Susan Jane Megeath Brooks, was born on a farm in the Wabash Valley near York, in Clark County, Illinois, December 29, 1818. Her parents, James and Mary Megeath, having emigrated from Louden County, Virginia, to this place in 1816. Her child and girlhood days were passed amid the scenes of a new civilization in a wild country, then on the border line of the Indians. On the 11th day of August 1835, at the age of seventeen she was married to James Clayton Mount, a young Virginian, who had come to this country some years before. To this union were born Henry Harrison Mount, who died in infancy, and Martha Frances Mount, who died in the town of Cumberland in1866. James Clayton Mount passed away October 30, 1840, and his remains now rest in this cemetery which bears his name.
On January 12, 1847, Mrs. Mount was united in marriage to James Brooks, who passed from this life July 25, 1873, and whose remains also repose in this cemetery.
Mrs. Jane Brooks passed from this life at the home of her daughter, Mrs. Jane Burk of Johnson Township, on Thursday, July 19th, 1908, aged eighty-seven years, six months and twenty days. Her surviving children are John and James Brooks, Mrs. Mary Slusser and Mrs. Jane Burk; grandchildren, Richard Williams Brooks, James Megeath Brooks and Mrs. Jessie Hendrickson, children of John Brooks; John Harrison Brooks, Richard Brooks, Bonnie Brooks and Bessie Brooks children of James Brooks; Mrs. Bertha Freeland, Harlan Slusser, Lelia Slusser, Edna Slusser and Coral Slusser, children of Mary Slusser; Mrs. Ella Cornwell of Springfield, Ill., James R. Burk and John R. Burk, children of Mrs. Jane Burk, also numerous great-grandchildren.

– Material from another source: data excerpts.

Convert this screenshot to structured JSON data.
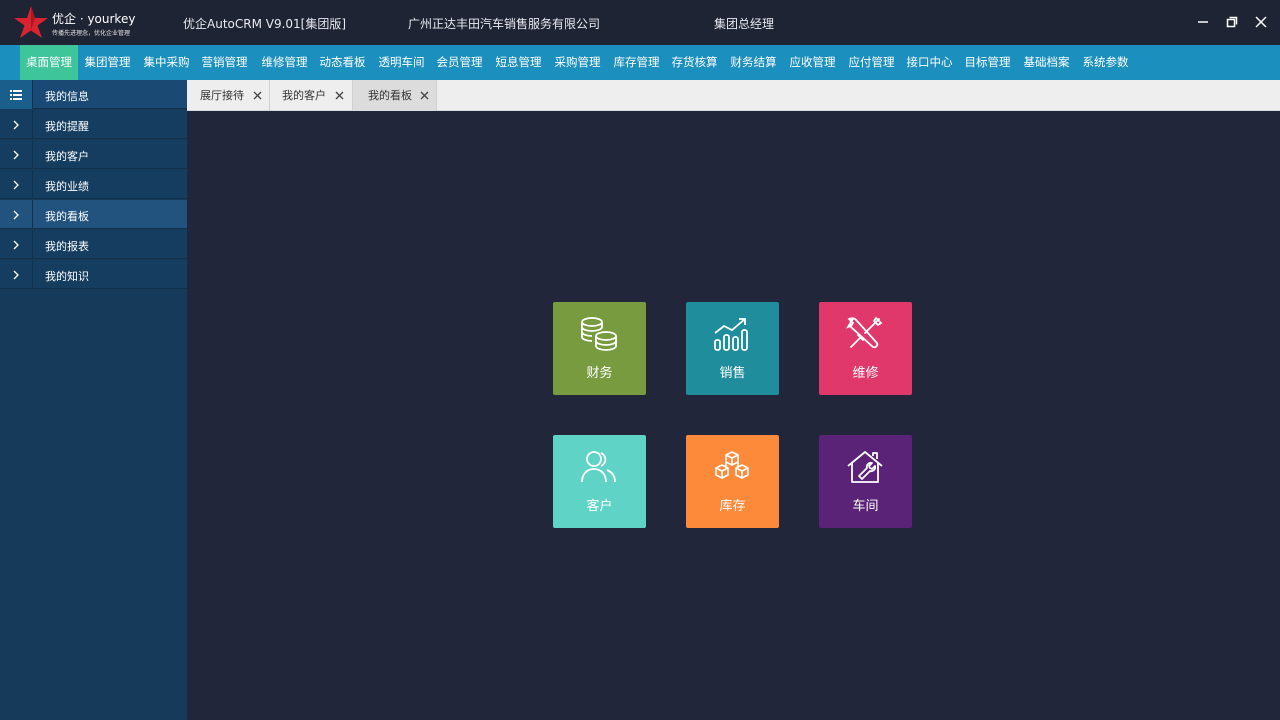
{
  "titlebar": {
    "logo_name": "优企 · yourkey",
    "logo_tagline": "传播先进理念，优化企业管理",
    "app_title": "优企AutoCRM V9.01[集团版]",
    "company": "广州正达丰田汽车销售服务有限公司",
    "role": "集团总经理",
    "buttons": {
      "minimize": "minimize-icon",
      "restore": "restore-icon",
      "close": "close-icon"
    }
  },
  "menu": {
    "active_color": "#3ec59a",
    "bar_color": "#1b8fbe",
    "items": [
      "桌面管理",
      "集团管理",
      "集中采购",
      "营销管理",
      "维修管理",
      "动态看板",
      "透明车间",
      "会员管理",
      "短息管理",
      "采购管理",
      "库存管理",
      "存货核算",
      "财务结算",
      "应收管理",
      "应付管理",
      "接口中心",
      "目标管理",
      "基础档案",
      "系统参数"
    ]
  },
  "sidebar": {
    "items": [
      "我的信息",
      "我的提醒",
      "我的客户",
      "我的业绩",
      "我的看板",
      "我的报表",
      "我的知识"
    ]
  },
  "tabs": [
    "展厅接待",
    "我的客户",
    "我的看板"
  ],
  "tiles": [
    {
      "label": "财务",
      "color": "#789b3f",
      "icon": "coins-icon"
    },
    {
      "label": "销售",
      "color": "#1f8d9c",
      "icon": "bar-chart-trend-icon"
    },
    {
      "label": "维修",
      "color": "#e0386a",
      "icon": "wrench-screwdriver-icon"
    },
    {
      "label": "客户",
      "color": "#5fd3c5",
      "icon": "users-icon"
    },
    {
      "label": "库存",
      "color": "#fd8a3b",
      "icon": "boxes-icon"
    },
    {
      "label": "车间",
      "color": "#5a2378",
      "icon": "house-wrench-icon"
    }
  ]
}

Mrs. Brooks was one of the earliest pioneers of the country and with her early neighbors, all of whom have proceeded her to the better land, she endured the hardships, toils and privations incident to the settlement of a country with a faith that never waivered and a courage that never faltered, and now her hands, crooked, worn, withered, and tired from the labors of a long life are peacefully folded, lovingly clasping the flowers of the wilderness which she helped to make blossom as the rose. Her remains were laid to rest beside her loved ones in the cemetery which she gives the last earthly resting place of her neighbors and friends.